The True Spirit of Conversation


“It was impossible to get a conversation going; everybody was talking too much.”  — Yogi Berra

We have all been there, in the midst of a meeting that can be described as having too much talking and no conversation.  We have all been in meetings, both large and small, where people are not truly listening, only waiting for their next chance to talk.

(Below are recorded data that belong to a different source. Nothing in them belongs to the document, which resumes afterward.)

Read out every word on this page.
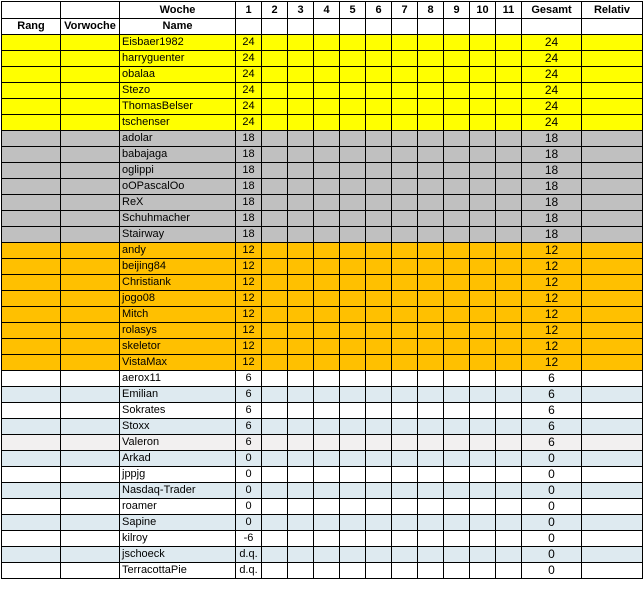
		Woche	1	2	3	4	5	6	7	8	9	10	11	Gesamt	Relativ
Rang	Vorwoche	Name													
		Eisbaer1982	24											24	
		harryguenter	24											24	
		obalaa	24											24	
		Stezo	24											24	
		ThomasBelser	24											24	
		tschenser	24											24	
		adolar	18											18	
		babajaga	18											18	
		oglippi	18											18	
		oOPascalOo	18											18	
		ReX	18											18	
		Schuhmacher	18											18	
		Stairway	18											18	
		andy	12											12	
		beijing84	12											12	
		Christiank	12											12	
		jogo08	12											12	
		Mitch	12											12	
		rolasys	12											12	
		skeletor	12											12	
		VistaMax	12											12	
		aerox11	6											6	
		Emilian	6											6	
		Sokrates	6											6	
		Stoxx	6											6	
		Valeron	6											6	
		Arkad	0											0	
		jppjg	0											0	
		Nasdaq-Trader	0											0	
		roamer	0											0	
		Sapine	0											0	
		kilroy	-6											0	
		jschoeck	d.q.											0	
		TerracottaPie	d.q.											0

Part of an instructional coach’s role is often to facilitate meetings, whether one-on-one with a single teacher or in a grade-level meeting or PLC.  These meetings will certainly vary in the quality of conversation. The coach must develop strategies to move the meeting from simultaneous monologues to true conversations.  Some possible strategies include:

  • Beginning the meeting with a statement of purpose and reminder of working agreements.
  • Asking probing questions (Can you tell me more? Can we hear from ____?).
  • Using a protocol (National School Reform Faculty offer many options @
  • Taking a time-out for reflection on a guiding question.
  • Summarizing and paraphrasing

These conversation strategies (and many others) can be developed with patience and practice.  Coaches must be prepared to utilize these strategies to improve the conversations in which they participate.  If coaches improve their ability to facilitate meetings, we can bring to life the true spirit of conversation.  In the words of Edward G. Bulwer-Lytton, “The true spirit of conversation consists in building on another man’s observation, not overturning it.”


One thought on “The True Spirit of Conversation

  1. Jody says:

    Facilitation of conversation requires effective communication. Active listening is critical! Reminds me of a great reading on this very topic. Have you read “Falling Awake” by Dave Ellis? A chapter speaks to listening fully. (Thanks, Cindy Harrison for sharing it!)